Alors, non seulement «  le silence  » ne peut se dire vraiment qu’au pluriel (les silences), mais le silence quitte aussi l’espace de l’anti-langage où on le cantonne toujours pour prendre forme, forme qui est celle « des vides » conçus par Tony Smith : « des silences et des vides qu’offrent si souvent les boîtes minimalistes5 ». Ce à quoi s’affronte Didi-Huberman est bien difficile alors à énoncer. Lui, le sait. Cela avance à son rythme à lui, celui de sa parole, au rythme de ses déplacements, des déplacements de son regard, et des déplacements que l’œuvre inflige à tout ce qui pèse sur elle. Ainsi, de toutes ces boîtes, Didi-Huberman finit par dire : « La question de l’intériorité aura été déplacée » ou « fragilisée » ou « éloignée », puis de nouveau elle est là, dans une « constante inquiétude visuelle », dans le double bind du « vide », ou du défaut dans lequel Didi-Huberman voit, me semble-t-il avec raison, tout à la fois l’opération formelle la plus novatrice de l’art contemporain mais aussi ce qu’il appelle « l’opération littéralement anachronique de tout désir et de tout deuil humains6 ».

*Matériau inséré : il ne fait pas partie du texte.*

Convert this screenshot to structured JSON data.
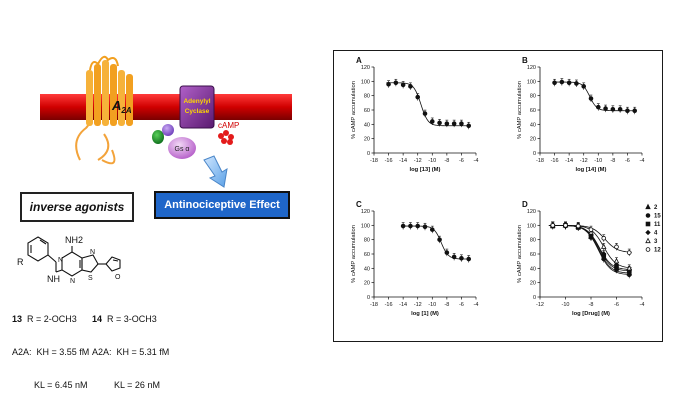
{
  "scheme": {
    "receptor_label": "A2A",
    "enzyme_label_line1": "Adenylyl",
    "enzyme_label_line2": "Cyclase",
    "gs_label": "Gs α",
    "camp_label": "cAMP",
    "inverse_agonists_label": "inverse agonists",
    "effect_label": "Antinociceptive Effect"
  },
  "structure": {
    "nh2_label": "NH2",
    "nh_label": "NH",
    "r_label": "R",
    "n_label": "N",
    "s_label": "S",
    "o_label": "O"
  },
  "compounds": [
    {
      "number": "13",
      "substituent": "R = 2-OCH3",
      "row2_prefix": "A2A:",
      "kh": "KH = 3.55 fM",
      "kl": "KL = 6.45 nM"
    },
    {
      "number": "14",
      "substituent": "R = 3-OCH3",
      "row2_prefix": "A2A:",
      "kh": "KH = 5.31 fM",
      "kl": "KL = 26 nM"
    }
  ],
  "chart_data": [
    {
      "type": "line",
      "panel": "A",
      "xlabel": "log [13] (M)",
      "ylabel": "% cAMP accumulation",
      "xlim": [
        -18,
        -4
      ],
      "ylim": [
        0,
        120
      ],
      "xticks": [
        -18,
        -16,
        -14,
        -12,
        -10,
        -8,
        -6,
        -4
      ],
      "yticks": [
        0,
        20,
        40,
        60,
        80,
        100,
        120
      ],
      "series": [
        {
          "x": [
            -16,
            -15,
            -14,
            -13,
            -12,
            -11,
            -10,
            -9,
            -8,
            -7,
            -6,
            -5
          ],
          "y": [
            96,
            98,
            95,
            93,
            78,
            55,
            44,
            42,
            41,
            41,
            41,
            38
          ]
        }
      ]
    },
    {
      "type": "line",
      "panel": "B",
      "xlabel": "log [14] (M)",
      "ylabel": "% cAMP accumulation",
      "xlim": [
        -18,
        -4
      ],
      "ylim": [
        0,
        120
      ],
      "xticks": [
        -18,
        -16,
        -14,
        -12,
        -10,
        -8,
        -6,
        -4
      ],
      "yticks": [
        0,
        20,
        40,
        60,
        80,
        100,
        120
      ],
      "series": [
        {
          "x": [
            -16,
            -15,
            -14,
            -13,
            -12,
            -11,
            -10,
            -9,
            -8,
            -7,
            -6,
            -5
          ],
          "y": [
            98,
            99,
            98,
            97,
            93,
            76,
            64,
            62,
            61,
            61,
            59,
            59
          ]
        }
      ]
    },
    {
      "type": "line",
      "panel": "C",
      "xlabel": "log [1] (M)",
      "ylabel": "% cAMP accumulation",
      "xlim": [
        -18,
        -4
      ],
      "ylim": [
        0,
        120
      ],
      "xticks": [
        -18,
        -16,
        -14,
        -12,
        -10,
        -8,
        -6,
        -4
      ],
      "yticks": [
        0,
        20,
        40,
        60,
        80,
        100,
        120
      ],
      "series": [
        {
          "x": [
            -14,
            -13,
            -12,
            -11,
            -10,
            -9,
            -8,
            -7,
            -6,
            -5
          ],
          "y": [
            99,
            99,
            99,
            98,
            94,
            80,
            62,
            56,
            54,
            53
          ]
        }
      ]
    },
    {
      "type": "line",
      "panel": "D",
      "xlabel": "log [Drug] (M)",
      "ylabel": "% cAMP accumulation",
      "xlim": [
        -12,
        -4
      ],
      "ylim": [
        0,
        120
      ],
      "xticks": [
        -12,
        -10,
        -8,
        -6,
        -4
      ],
      "yticks": [
        0,
        20,
        40,
        60,
        80,
        100,
        120
      ],
      "legend_position": "top-right",
      "series": [
        {
          "name": "2",
          "marker": "triangle-filled",
          "x": [
            -11,
            -10,
            -9,
            -8,
            -7,
            -6,
            -5
          ],
          "y": [
            100,
            100,
            98,
            84,
            55,
            40,
            33
          ]
        },
        {
          "name": "15",
          "marker": "circle-filled",
          "x": [
            -11,
            -10,
            -9,
            -8,
            -7,
            -6,
            -5
          ],
          "y": [
            100,
            99,
            97,
            83,
            53,
            38,
            31
          ]
        },
        {
          "name": "11",
          "marker": "square-filled",
          "x": [
            -11,
            -10,
            -9,
            -8,
            -7,
            -6,
            -5
          ],
          "y": [
            99,
            100,
            97,
            85,
            58,
            42,
            36
          ]
        },
        {
          "name": "4",
          "marker": "diamond-filled",
          "x": [
            -11,
            -10,
            -9,
            -8,
            -7,
            -6,
            -5
          ],
          "y": [
            100,
            99,
            98,
            86,
            60,
            45,
            38
          ]
        },
        {
          "name": "3",
          "marker": "triangle-open",
          "x": [
            -11,
            -10,
            -9,
            -8,
            -7,
            -6,
            -5
          ],
          "y": [
            100,
            100,
            99,
            90,
            70,
            50,
            40
          ]
        },
        {
          "name": "12",
          "marker": "circle-open",
          "x": [
            -11,
            -10,
            -9,
            -8,
            -7,
            -6,
            -5
          ],
          "y": [
            100,
            100,
            99,
            94,
            82,
            70,
            62
          ]
        }
      ]
    }
  ]
}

Là se trouve véritablement le déplacement critique, dans l’étrange danse de l’observateur, du voyeur, dans le parcours hypnotique du regard de Didi-Huberman, dans sa tête et dans ses obsessions ou ses obstinations.

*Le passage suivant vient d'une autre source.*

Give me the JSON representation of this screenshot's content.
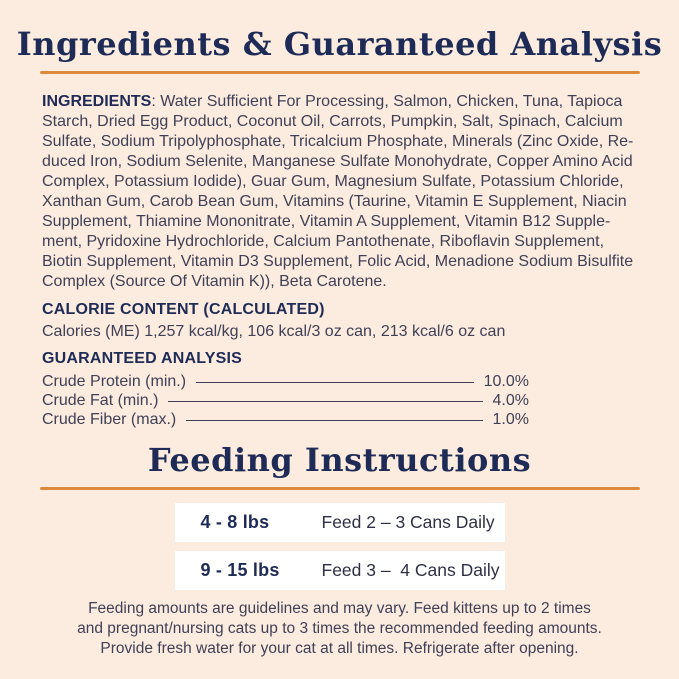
{
  "colors": {
    "background": "#fcecdf",
    "accent_orange": "#dd8a3a",
    "navy": "#1e2b56",
    "body_text": "#3f3f55",
    "row_background": "#ffffff"
  },
  "ingredients_section": {
    "title": "Ingredients & Guaranteed Analysis",
    "ingredients_label": "INGREDIENTS",
    "ingredients_lines": [
      ": Water Sufficient For Processing, Salmon, Chicken, Tuna, Tapioca",
      "Starch, Dried Egg Product, Coconut Oil, Carrots, Pumpkin, Salt, Spinach, Calcium",
      "Sulfate, Sodium Tripolyphosphate, Tricalcium Phosphate, Minerals (Zinc Oxide, Re-",
      "duced Iron, Sodium Selenite, Manganese Sulfate Monohydrate, Copper Amino Acid",
      "Complex, Potassium Iodide), Guar Gum, Magnesium Sulfate, Potassium Chloride,",
      "Xanthan Gum, Carob Bean Gum, Vitamins (Taurine, Vitamin E Supplement, Niacin",
      "Supplement, Thiamine Mononitrate, Vitamin A Supplement, Vitamin B12 Supple-",
      "ment, Pyridoxine Hydrochloride, Calcium Pantothenate, Riboflavin Supplement,",
      "Biotin Supplement, Vitamin D3 Supplement, Folic Acid, Menadione Sodium Bisulfite",
      "Complex (Source Of Vitamin K)), Beta Carotene."
    ],
    "calorie_heading": "CALORIE CONTENT (CALCULATED)",
    "calorie_text": "Calories (ME) 1,257 kcal/kg, 106 kcal/3 oz can, 213 kcal/6 oz can",
    "analysis_heading": "GUARANTEED ANALYSIS",
    "analysis_rows": [
      {
        "label": "Crude Protein (min.)",
        "value": "10.0%"
      },
      {
        "label": "Crude Fat (min.)",
        "value": "4.0%"
      },
      {
        "label": "Crude Fiber (max.)",
        "value": "1.0%"
      }
    ]
  },
  "feeding_section": {
    "title": "Feeding Instructions",
    "rows": [
      {
        "weight": "4 - 8 lbs",
        "instruction": "Feed 2 – 3 Cans Daily"
      },
      {
        "weight": "9 - 15 lbs",
        "instruction": "Feed 3 –  4 Cans Daily"
      }
    ],
    "note_lines": [
      "Feeding amounts are guidelines and may vary. Feed kittens up to 2 times",
      "and pregnant/nursing cats up to 3 times the recommended feeding amounts.",
      "Provide fresh water for your cat at all times. Refrigerate after opening."
    ]
  }
}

La méthode alors, après nous avoir menés devant une sorte d’inconcevable que nous commençons à très bien concevoir (par exemple, cette conjonction entre le plus novateur et le plus anachronique où nous conduit cette catégorie du défaut), consiste à éviter toute synthèse – « rien à voir, faut-il le repréciser avec le postmodernisme », précise-t-il malgré tout7 – mais à nous faire opérer un saut dans un champ essentiel de la pensée, de sa pensée, par exemple l’aura benjaminienne. On l’a dit, Didi-Huberman ne se déplace pas seul. Car avec Benjamin, c’est une forêt de références qui est soudain citée.

Quand même quelque chose

Il arrive que le silence, au lieu d’être brisé par les silences de l’œuvre, le soit par des éclats de voix, éclats de voix contre certains discours de la critique d’art, éclats de voix qui prennent souvent la forme d’un impératif : « Il faut tenter de briser cette zone réfléchissante où spéculaire et spéculatif concourent à inventer l’objet du savoir comme la simple image du discours qui le prononce et qui le juge8. », « Il faut se débattre encore et, contre Kant, harceler la paroi, l’ébranler, y trouver la faille9 » On a l’impression que, pour Didi-Huberman, on parle toujours – ou trop souvent – mal des images, et qu’il est donc en proie à une mission infinie : préciser, rectifier, faire taire.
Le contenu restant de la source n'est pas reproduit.